Le principe 17 prévoit ce qui suit :
 
« Lorsque la sécurité des avocats est menacée dans l’exercice de leurs fonctions, ils doivent être protégés comme il convient par les autorités ».
 
 
De plus, le principe 23 prévoit ce qui suit :
 
« Les avocats, comme tous les autres citoyens, doivent jouir de la liberté d’expression, de croyance, d’association et de réunion.
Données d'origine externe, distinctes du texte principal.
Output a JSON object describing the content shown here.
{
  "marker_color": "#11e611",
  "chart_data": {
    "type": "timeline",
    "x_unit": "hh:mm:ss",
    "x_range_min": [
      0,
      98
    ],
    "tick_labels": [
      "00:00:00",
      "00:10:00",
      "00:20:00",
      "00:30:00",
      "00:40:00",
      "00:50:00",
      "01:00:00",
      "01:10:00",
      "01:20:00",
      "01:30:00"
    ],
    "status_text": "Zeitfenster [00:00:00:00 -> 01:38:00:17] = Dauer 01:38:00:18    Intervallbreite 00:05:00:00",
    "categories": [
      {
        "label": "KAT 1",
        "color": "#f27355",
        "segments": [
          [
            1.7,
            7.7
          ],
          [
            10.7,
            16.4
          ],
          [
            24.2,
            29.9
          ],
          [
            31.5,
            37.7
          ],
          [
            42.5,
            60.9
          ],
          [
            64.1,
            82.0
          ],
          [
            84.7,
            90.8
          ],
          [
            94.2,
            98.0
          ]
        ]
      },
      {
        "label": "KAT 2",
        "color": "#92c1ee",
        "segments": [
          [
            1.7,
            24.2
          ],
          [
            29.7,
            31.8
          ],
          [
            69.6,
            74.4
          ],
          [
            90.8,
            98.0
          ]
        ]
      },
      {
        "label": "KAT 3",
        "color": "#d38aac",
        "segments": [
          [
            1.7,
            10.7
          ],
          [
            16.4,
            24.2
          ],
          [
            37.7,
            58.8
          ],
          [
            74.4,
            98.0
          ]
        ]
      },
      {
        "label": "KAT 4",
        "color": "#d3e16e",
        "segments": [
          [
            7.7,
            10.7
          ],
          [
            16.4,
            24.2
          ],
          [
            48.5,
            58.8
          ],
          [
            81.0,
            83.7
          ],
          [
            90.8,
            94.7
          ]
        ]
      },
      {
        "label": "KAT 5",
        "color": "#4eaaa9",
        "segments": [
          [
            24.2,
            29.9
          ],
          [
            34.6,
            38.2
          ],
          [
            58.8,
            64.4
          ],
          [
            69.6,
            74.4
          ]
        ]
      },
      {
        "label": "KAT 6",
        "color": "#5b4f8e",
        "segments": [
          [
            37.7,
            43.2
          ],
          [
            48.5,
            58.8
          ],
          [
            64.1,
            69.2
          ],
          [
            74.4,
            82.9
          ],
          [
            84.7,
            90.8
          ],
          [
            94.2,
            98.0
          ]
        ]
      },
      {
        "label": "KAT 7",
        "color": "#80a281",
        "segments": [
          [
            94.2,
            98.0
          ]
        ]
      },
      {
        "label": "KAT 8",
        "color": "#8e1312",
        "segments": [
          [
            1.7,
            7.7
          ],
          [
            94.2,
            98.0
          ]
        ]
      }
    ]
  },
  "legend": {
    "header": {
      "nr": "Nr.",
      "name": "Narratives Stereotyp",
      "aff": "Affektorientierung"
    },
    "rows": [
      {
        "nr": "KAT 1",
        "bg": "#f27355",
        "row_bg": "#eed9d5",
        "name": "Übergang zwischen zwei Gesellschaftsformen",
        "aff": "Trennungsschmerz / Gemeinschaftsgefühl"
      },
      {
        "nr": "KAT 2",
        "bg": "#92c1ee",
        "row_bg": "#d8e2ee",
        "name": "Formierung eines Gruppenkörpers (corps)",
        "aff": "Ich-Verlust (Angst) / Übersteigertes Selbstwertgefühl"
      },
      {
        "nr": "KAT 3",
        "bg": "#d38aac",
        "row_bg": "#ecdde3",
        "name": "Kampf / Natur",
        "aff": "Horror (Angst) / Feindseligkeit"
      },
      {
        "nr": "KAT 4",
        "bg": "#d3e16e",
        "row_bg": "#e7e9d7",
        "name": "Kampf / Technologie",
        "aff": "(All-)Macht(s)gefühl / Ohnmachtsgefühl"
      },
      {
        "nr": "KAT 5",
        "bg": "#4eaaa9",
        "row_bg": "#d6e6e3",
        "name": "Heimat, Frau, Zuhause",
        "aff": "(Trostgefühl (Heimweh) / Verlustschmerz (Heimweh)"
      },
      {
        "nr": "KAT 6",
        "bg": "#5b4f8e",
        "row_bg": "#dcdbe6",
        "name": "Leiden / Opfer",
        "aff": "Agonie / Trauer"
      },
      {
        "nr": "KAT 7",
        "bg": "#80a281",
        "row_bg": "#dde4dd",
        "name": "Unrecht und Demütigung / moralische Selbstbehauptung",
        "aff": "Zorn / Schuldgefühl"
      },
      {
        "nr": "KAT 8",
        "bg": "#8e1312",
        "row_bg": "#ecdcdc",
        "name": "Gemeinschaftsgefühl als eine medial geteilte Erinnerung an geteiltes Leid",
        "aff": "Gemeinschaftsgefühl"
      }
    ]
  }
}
En particulier, ils ont le droit de prendre part à des discussions publiques portant sur le droit, l’administration de la justice et la promotion et la protection des droits de l’homme et d’adhérer à des organisations locales, nationales ou internationales, ou d’en constituer, et d’assister à leurs réunions sans subir de restrictions professionnelles du fait de leurs actes légitimes ou de leur adhésion à une organisation légitime ».
 
Le Barreau exhorte le gouvernement d’Égypte :

  1. à divulguer immédiatement l’état physique et psychologique d’Ezzat Ghoniem et d’Azzoz Mahgoub et le lieu où ils se trouvent ;
  2. à libérer immédiatement et inconditionnellement Ezzat Ghoniem et Azzoz Mahgoub, et à assurer leur retour chez eux ;
  3. à veiller à ce qu’Ezzat Ghoniem et Azzoz Mahgoub ne soient pas soumis à la torture ou à d’autres formes de mauvais traitements et qu’ils aient régulièrement et sans restriction accès à leur famille, aux avocats de leur choix et à des soins médicaux ;
  4. à garantir en toutes circonstances l’intégrité physique et psychologique d’Ezzat Ghoniem et d’Azzoz Mahgoub ;
  5. à garantir une réparation adéquate à Ezzat Ghonim et à Azzoz Mahgoub s’il s’avère qu’ils ont été victimes de violation des droits de la personne ;
  6. à assurer que tous les avocats et juges en Égypte bénéficient de protection adéquate par les autorités pour pouvoir s’acquitter de leurs fonctions et activités professionnelles sans crainte d’intimidation, d’entrave, de harcèlement, d’ingérence indue, de menace de criminalisation ou de toute autre violation des droits de la personne ;
  7. à veiller en toutes circonstances au respect des libertés et droits fondamentaux de la personne conformément aux normes internationales en matière de droits de la personne et aux instruments internationaux.